After that, military ball ammunition loaded with an 11.25 g spitzer bullet fired at a muzzle velocity of 725 m/s with 2957 J muzzle energy from a 589 mm long barrel became available. Besides a pointed nose this projectile also had a boat tail to further reduce drag. It had a maximum range of 5000 m. Calculating the trajectory from the previous sentence indicates a ballistic coefficient (G1 BC) of approximately 0.55.

==Military use==
===Users===
At one time, the 7.65×53mm Argentine cartridge saw widespread military use.

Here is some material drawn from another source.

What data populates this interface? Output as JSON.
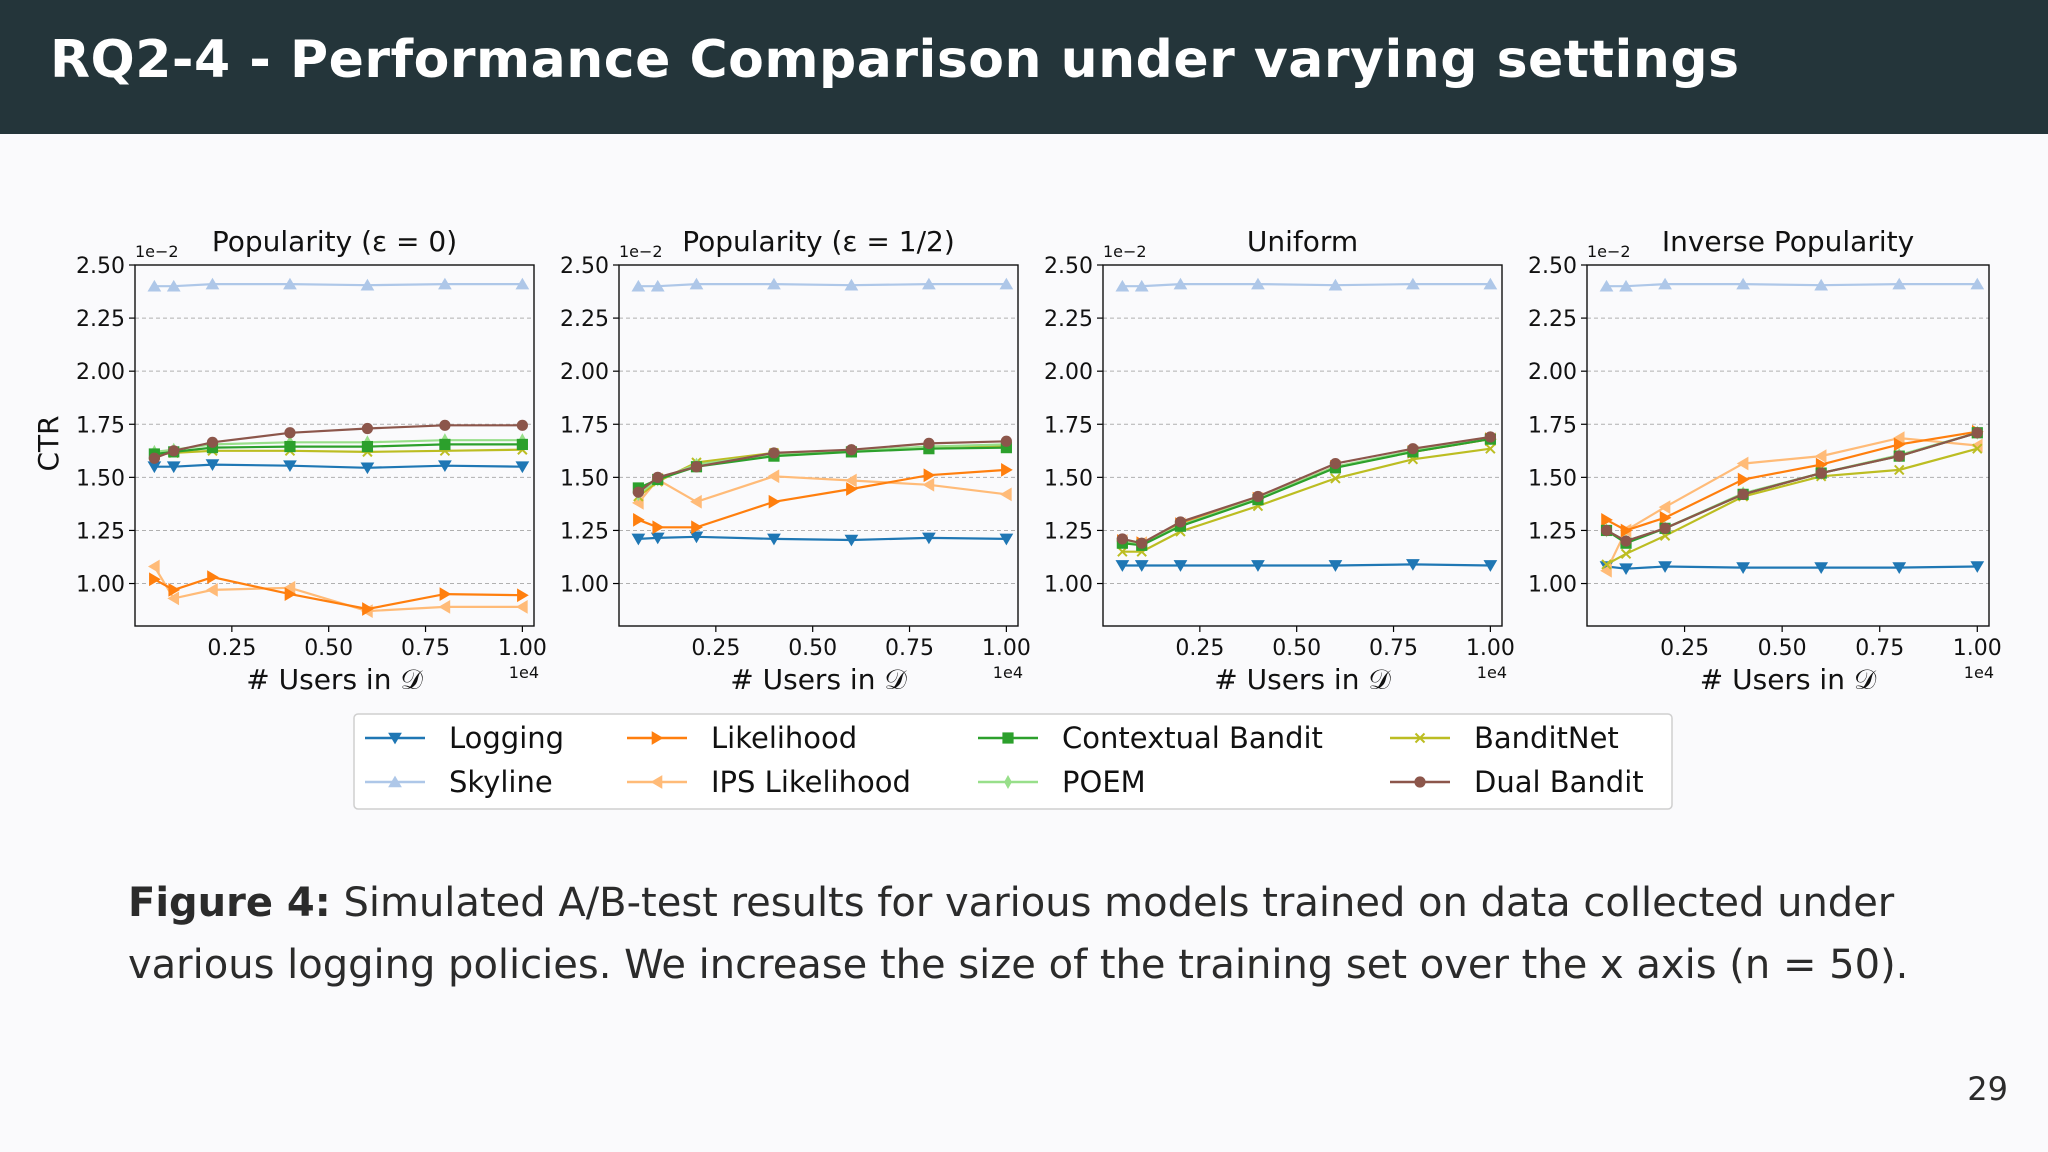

It was used by:
- Argentina
- Belgium
- Bolivia
- Colombia
- Ecuador
- Ottoman Empire
- Paraguay
- Peru
- Spain

===Firearms chambered in 7.65×53mm===

- Model 1889
- Model 1890
- Model 1891 The original rifling twist rate of Argentinian Mauser 1891 rifles was 250 mm (1 in 9.84 in).
- Model 1893
- Model 1903
- Model 1905
- Model 1907
- Model 1909
- Model 1927
- FN Model 1930
- Vz. 32
- Standardmodell 1933
- FN Model 1935.
- Fittipaldi machine gun
- Madsen machine gun
- Lewis gun
- Vickers-Berthier Mk.I machine gun
- MG 08
- Chauchat Light machine gun
- FN Mle1930 / D machine gun
- CZ Brno ZB-26 machine gun
- CZ Brno ZB-30 machine gun
- SIG KE7
- FN Model 1949 semi-automatic rifle.